Di sekeliling panggung dan kursi peserta, karya anak-anak autis dipamerkan: fotografi, kaos yang digambar dengan cat pewarna, batik, beragam seni kriya dan sebagainya. Kebanyakan orang autis memang memiliki bakat seni. Di sisi lain, seni juga menjadi salah satu media komunikasi untuk memahami orang autis.
“Maka dari itu, di sekolah ini kita menekankan pada pengembangan bidang seni,” lanjut Ambarsih.
Osha, anak autis yang ARENA jumpai pada hari sebelumnya juga memiliki bakat musik. Kami sempat menyaksikan secara langsung bagaiamana jemarinya lincah dan sudah terampil memainkan tuts piano. Menurut kesaksian Wawan, Osha memang anak yang sangat cerdas. Tidak hanya ahli dalam bermain piano, dia juga ahli dalam mengutak-atik alat elektronik, dan pernah menjuarai lomba renang. Bahkan, menurut sang ibu, Herni, anaknya juga ahli dalam desain grafis digital.
Cara berkomunikasi Osha hampir sama dengan anak-anak pada umumnya. Menurut Herni, hal itu dikarenakan ia sering mengajak Osha berinteraksi dengan teman-teman di komunitas, warga desa dan sebagainya. Bahkan, Osha pernah masuk sekolah umum. Namun, perhatian pengembangannya hanya pada wilayah akademik, sementara pengembangan minat dan bakatnya tidak semasif di sekolah autis.

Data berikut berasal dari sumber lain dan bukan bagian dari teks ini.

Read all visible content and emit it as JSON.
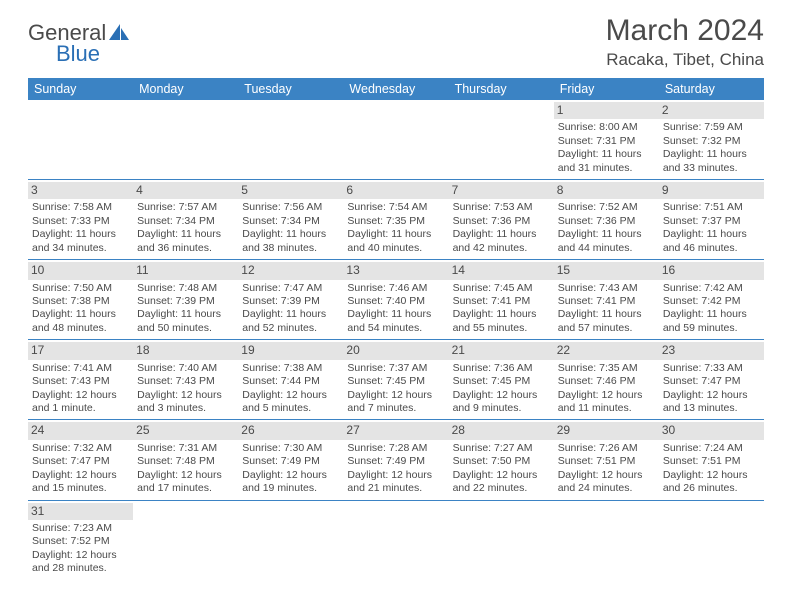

Kus Tri Haryati, salah satu guru di Bina Anggita menuturkan, metode pendidikan anak autis sebenarnya sudah pernah dirumuskan dalam Kurikulum 2013. Namun, hal tersebut tidak bisa diterapkan sehingga metode pembelajaran khusus anak autis terus dikembangkan sesuai dengan kebutuhan.
“Karena anak autis itu tidak bisa distandarisasi dan disamakan dengan anak autis lainnya,” jelas Tri.